Beast 〜獣たちに好かれた僕〜
第8章 小山さん
小山「叔父には感謝しています…仕事もアパートも紹介してくれて…やっと普通の暮らしができるようになったんです。」
聖輝「よかったですね…小山さん…」
小山「はい…それに…今の仕事好きなんです。」
小山「前までは黙々と一人で仕事をするのが一番の楽しみだったんですけど…今では…きみがいる。
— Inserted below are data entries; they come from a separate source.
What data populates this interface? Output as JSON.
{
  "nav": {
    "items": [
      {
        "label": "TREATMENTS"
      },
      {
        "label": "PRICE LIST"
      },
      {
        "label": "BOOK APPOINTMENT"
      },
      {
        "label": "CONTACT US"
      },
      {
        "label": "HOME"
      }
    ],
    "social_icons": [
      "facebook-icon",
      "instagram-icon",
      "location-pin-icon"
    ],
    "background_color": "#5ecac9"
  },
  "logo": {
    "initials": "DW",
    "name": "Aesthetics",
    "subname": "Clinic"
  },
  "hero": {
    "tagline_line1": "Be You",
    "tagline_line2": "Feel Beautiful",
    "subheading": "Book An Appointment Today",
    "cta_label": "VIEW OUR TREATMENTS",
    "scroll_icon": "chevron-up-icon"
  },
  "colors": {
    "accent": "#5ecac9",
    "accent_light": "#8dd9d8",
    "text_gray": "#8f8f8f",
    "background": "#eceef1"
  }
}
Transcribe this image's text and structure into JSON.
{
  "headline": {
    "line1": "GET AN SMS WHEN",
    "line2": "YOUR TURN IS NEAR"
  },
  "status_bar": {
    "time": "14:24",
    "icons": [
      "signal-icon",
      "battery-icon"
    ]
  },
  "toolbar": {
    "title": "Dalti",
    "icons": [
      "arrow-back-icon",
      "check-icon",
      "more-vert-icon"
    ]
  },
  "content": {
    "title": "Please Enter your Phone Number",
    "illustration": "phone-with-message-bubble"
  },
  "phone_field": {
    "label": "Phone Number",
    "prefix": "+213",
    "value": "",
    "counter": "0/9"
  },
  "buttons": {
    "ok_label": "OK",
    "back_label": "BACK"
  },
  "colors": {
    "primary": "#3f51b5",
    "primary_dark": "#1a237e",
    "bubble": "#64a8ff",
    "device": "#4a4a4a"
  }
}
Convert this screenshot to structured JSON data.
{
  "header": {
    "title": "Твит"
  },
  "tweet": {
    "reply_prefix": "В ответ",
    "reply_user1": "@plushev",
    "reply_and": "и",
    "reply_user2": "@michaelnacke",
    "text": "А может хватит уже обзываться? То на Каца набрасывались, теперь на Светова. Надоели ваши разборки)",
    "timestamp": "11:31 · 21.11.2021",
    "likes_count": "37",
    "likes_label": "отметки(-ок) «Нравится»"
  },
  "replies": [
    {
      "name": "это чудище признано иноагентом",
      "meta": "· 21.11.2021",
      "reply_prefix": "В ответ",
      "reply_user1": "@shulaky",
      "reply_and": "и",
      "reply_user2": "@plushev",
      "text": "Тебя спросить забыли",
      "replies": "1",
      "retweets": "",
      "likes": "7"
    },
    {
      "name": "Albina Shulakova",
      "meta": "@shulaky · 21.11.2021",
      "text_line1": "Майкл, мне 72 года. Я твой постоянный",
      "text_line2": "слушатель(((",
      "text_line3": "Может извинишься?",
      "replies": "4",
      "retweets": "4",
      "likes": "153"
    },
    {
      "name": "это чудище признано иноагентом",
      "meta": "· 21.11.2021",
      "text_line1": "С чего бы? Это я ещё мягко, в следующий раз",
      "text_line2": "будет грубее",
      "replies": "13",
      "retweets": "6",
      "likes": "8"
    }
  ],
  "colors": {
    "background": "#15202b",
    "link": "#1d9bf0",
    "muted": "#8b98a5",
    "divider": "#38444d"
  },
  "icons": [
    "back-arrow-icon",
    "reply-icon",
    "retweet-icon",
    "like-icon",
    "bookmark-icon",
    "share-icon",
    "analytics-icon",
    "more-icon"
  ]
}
」
聖輝「えっ?」
小山「何だろう…涼野くんとしゃべってると…すごく心が落ち着くんです…こんな不良校に来ても何の癒しもないと思ってたのですが…」
小山「だから…涼野くんの姿を見ると…自然と話しかけてしまうんですよ…」
聖輝「えっ…?」
小山「記憶障害をきっかけに誰かと話すことを避けていた僕だったけど…涼野くんとはしゃべりたいって思うんです…」
小山「不思議ですね…こんな気持ちになるなんて…」
聖輝「小山さん…」
小山「…あっ…すっすいません!僕ってば勝手にぺらぺらと……」
聖輝「…いえ…小山さんのことが知れてよかったです…」
小山「えっ?」
聖輝「ふふ、僕…小山さんのこと変わってるけど…面白い人だなって思ってたので…小山さんがどんな人か改めて分かってよかったです。」
小山「涼野くん…」
聖輝「これからも…よろしくお願いします。」
小山「こっこちらこそ…」
僕は小山さんと握手をした。
小山さんは変わってる。
変わってる人だけど…話しやすいし面白い人。
だから僕は嫌いじゃない、むしろ好き。